Open source, open science: the coronavirus crisis is when openness comes into its own

Posted on Apr 15, 2020 by Glyn Moody

Open source figures frequently on this blog. That’s in part because Private Internet Access is a long-time supporter of free software, and is in the process of open-sourcing its own software. But more generally, privacy is deeply bound up with open source, for reasons a recent post explained. The importance of open source in the context of privacy is underlined by developments in the fast-moving world of the coronavirus pandemic. Many governments want to use smartphone apps to help trace people who have been in close proximity to those infected with Covid-19. That’s a laudable intention, but privacy organizations are rightly worried that this new form of surveillance might become a permanent addition to the authorities’ toolkit for controlling citizens. Hence a new emphasis on building privacy safeguards into such tracing apps from the start. One essential prerequisite for that is releasing the code as open source. Closed-source software cannot be trusted, which means that “black box” tracing apps need to be viewed with suspicion and avoided.

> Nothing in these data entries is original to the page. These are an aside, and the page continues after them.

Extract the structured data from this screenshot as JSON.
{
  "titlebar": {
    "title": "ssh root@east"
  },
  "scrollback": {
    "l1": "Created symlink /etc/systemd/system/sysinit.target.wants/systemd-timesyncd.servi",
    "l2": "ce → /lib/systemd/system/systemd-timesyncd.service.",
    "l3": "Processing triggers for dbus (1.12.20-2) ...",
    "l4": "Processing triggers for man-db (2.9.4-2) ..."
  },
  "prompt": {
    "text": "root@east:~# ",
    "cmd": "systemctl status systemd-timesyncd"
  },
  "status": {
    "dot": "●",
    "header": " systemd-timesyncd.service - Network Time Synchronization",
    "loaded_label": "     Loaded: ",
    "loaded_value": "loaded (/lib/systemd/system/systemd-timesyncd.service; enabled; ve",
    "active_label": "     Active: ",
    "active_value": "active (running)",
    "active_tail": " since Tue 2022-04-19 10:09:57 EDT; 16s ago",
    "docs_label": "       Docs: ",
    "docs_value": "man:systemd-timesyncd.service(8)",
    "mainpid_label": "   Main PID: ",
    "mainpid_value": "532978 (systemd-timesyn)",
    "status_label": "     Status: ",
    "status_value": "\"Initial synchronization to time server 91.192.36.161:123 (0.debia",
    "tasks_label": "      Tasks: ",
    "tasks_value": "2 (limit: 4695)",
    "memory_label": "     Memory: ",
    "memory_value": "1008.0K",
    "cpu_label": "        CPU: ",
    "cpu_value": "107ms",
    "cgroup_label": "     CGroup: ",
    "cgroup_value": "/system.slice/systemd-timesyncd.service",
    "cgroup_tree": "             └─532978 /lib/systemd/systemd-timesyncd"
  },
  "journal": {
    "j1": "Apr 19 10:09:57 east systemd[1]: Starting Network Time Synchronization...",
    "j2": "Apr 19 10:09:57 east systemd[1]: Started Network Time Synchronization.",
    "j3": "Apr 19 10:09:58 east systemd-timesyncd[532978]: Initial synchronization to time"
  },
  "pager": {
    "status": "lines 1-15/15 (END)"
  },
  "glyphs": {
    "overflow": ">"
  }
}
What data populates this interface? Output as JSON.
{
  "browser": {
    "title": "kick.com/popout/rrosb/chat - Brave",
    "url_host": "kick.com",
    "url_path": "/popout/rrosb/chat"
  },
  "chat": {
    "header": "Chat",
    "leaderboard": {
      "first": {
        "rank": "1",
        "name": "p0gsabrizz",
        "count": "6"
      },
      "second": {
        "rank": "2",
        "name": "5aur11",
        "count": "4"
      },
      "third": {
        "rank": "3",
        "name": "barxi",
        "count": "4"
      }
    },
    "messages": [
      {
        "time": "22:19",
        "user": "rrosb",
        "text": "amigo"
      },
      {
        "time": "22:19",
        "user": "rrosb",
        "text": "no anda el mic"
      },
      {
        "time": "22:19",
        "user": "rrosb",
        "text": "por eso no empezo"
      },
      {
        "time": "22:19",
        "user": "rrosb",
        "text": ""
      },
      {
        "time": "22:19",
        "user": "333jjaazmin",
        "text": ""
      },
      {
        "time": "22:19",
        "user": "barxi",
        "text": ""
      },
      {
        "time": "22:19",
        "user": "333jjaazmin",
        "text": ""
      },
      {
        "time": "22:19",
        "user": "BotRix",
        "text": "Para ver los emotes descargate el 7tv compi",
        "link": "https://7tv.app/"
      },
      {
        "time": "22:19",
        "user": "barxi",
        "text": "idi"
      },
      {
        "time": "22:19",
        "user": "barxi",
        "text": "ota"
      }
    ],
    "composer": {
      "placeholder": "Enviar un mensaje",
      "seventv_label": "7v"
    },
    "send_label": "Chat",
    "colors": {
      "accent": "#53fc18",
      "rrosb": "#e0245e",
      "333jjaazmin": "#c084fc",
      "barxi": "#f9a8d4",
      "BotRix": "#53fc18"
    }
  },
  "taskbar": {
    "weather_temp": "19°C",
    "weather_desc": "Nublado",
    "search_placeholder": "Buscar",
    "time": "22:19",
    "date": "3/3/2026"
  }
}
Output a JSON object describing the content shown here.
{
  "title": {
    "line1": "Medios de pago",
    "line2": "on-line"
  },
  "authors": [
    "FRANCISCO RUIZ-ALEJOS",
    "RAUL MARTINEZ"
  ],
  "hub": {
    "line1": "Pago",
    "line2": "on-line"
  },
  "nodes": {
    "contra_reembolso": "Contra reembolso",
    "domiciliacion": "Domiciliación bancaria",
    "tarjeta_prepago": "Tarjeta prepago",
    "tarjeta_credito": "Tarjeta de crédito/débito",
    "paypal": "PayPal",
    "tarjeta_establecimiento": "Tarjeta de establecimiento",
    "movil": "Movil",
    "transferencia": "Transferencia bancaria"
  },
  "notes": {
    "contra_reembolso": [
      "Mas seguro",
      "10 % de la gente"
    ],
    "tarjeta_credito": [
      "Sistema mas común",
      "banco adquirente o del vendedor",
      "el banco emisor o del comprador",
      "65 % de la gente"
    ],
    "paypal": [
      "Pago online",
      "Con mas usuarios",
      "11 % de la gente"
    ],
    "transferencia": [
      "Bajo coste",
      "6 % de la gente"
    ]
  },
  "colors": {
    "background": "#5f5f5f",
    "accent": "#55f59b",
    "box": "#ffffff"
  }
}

It’s not just for tracing apps that people are realizing the benefits of openness. Faced by a completely new virus infecting millions, speed is of the essence, and so researchers around the world are changing radically how they work, and embracing open science. This emerging movement promotes the rapid, free and public posting of scientific findings, in contrast to traditional ways of disseminating information. As early as 31 January, around a hundred organisations working in fields related to Covid-19 called for researchers, journals and funders to ensure that research findings and data relevant to this outbreak are shared rapidly and openly to inform the public health response and help save lives. It’s already starting to happen. As a post on the Fred Hutchinson Cancer Research Center Web site notes:

Scientists throughout the world are publicly sharing brief clinical reports and gene sequences of the novel coronavirus, bypassing the careful curation and peer review that still dominates the distribution of most scientific information.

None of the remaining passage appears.